World in Flames is a monster. Although the physical game is also a monster, there are certainly things that can be optimised in the module.
Many of the board images are very large, e.g., the image Asia.png is 12052 pixel × 35410 pixel = .426761320 pixels, or 400 Mega pixels. Each pixel, when in memory is around 24 bits, or 3 bytes, meaning the Asia.png image takes up more than 1 GB of data.
If the board images are scaled down by factor 2 to 6026 pixel × 17705 pixel, which takes up a quarter of the memory - or around 300 MB. It is still a lot, but more more manageable. I know that Vassal tiles the images, and can thereby operate with smaller images, but the data still has to be swapped in and out of memory.
The board images (and consequently the piece images) can easily be down-scaled without loss of resolution - even when the boards are zoomed into 300% or so.
But, that’s only half of the story. The module uses embedded definitions of pieces in Place Marker and Replace with Other traits. That means, when Vassal reads in other pieces with these traits, the embedded marker (typically faction control markers) are replicated for every piece. That means, that the data is duplicated many times over and taking up a lot of memory and a lot of disk-space in the .vsav files of the embedded scenarios.

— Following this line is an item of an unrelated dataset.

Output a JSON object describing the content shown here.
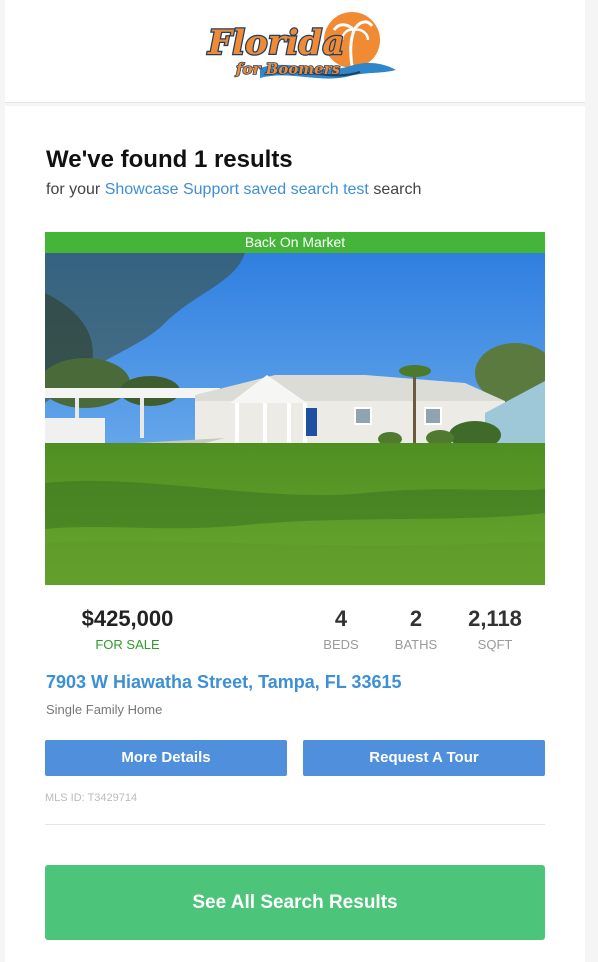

Of course, if one is to scale down the board and piece images, there are loads of other settings in the module that need to be adjusted too - such as grid sizes, offsets, and so on. That’s a lot of data to modify. Fortunately, one can use pywargame to automatise that tedious job.
I made a version of the module WiF.vmod where I did the downscaling of the module, including the various settings. There might be things that would need adjustments in this version. You can download it from the above link but please take it as soon as possible, as i will remove it from Google Drive in not too long.

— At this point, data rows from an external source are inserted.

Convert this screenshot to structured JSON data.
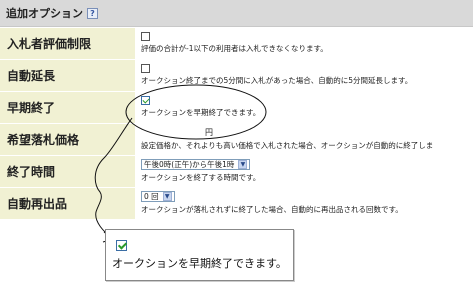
{
  "header": {
    "title": "追加オプション",
    "help_icon": "?"
  },
  "rows": [
    {
      "label": "入札者評価制限",
      "checked": false,
      "desc": "評価の合計が-1以下の利用者は入札できなくなります。"
    },
    {
      "label": "自動延長",
      "checked": false,
      "desc": "オークション終了までの5分間に入札があった場合、自動的に5分間延長します。"
    },
    {
      "label": "早期終了",
      "checked": true,
      "desc": "オークションを早期終了できます。"
    },
    {
      "label": "希望落札価格",
      "unit": "円",
      "desc": "設定価格か、それよりも高い価格で入札された場合、オークションが自動的に終了しま"
    },
    {
      "label": "終了時間",
      "select_value": "午後0時(正午)から午後1時",
      "desc": "オークションを終了する時間です。"
    },
    {
      "label": "自動再出品",
      "select_value": "0 回",
      "desc": "オークションが落札されずに終了した場合、自動的に再出品される回数です。"
    }
  ],
  "callout": {
    "checked": true,
    "text": "オークションを早期終了できます。"
  },
  "colors": {
    "header_bg": "#d9d9d9",
    "label_bg": "#f1f1d3",
    "check_green": "#2a9a2a"
  }
}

The above version of the module isn’t all that smaller (749MB) than the one linked from the library (887MB), even though the image are reduced quite a bit. The reasons for that are multiple
- I did not use aggressive ZIP compression as done in the other one
- I did not do optimisation on-disk size of embedded PNGs, as I was more concerned about the run-time consequences.
- The embedded piece definitions noted above, plus the shear number of pieces, makes the embedded
.vsav files blow up in size on disk, and to some extent, also at run-time.
With the reduced board and piece images, the module can be run more comfortably with standard Vassal settings, and it takes a lot less time to open a scenario, irrespective of the minimum heap size set in the module.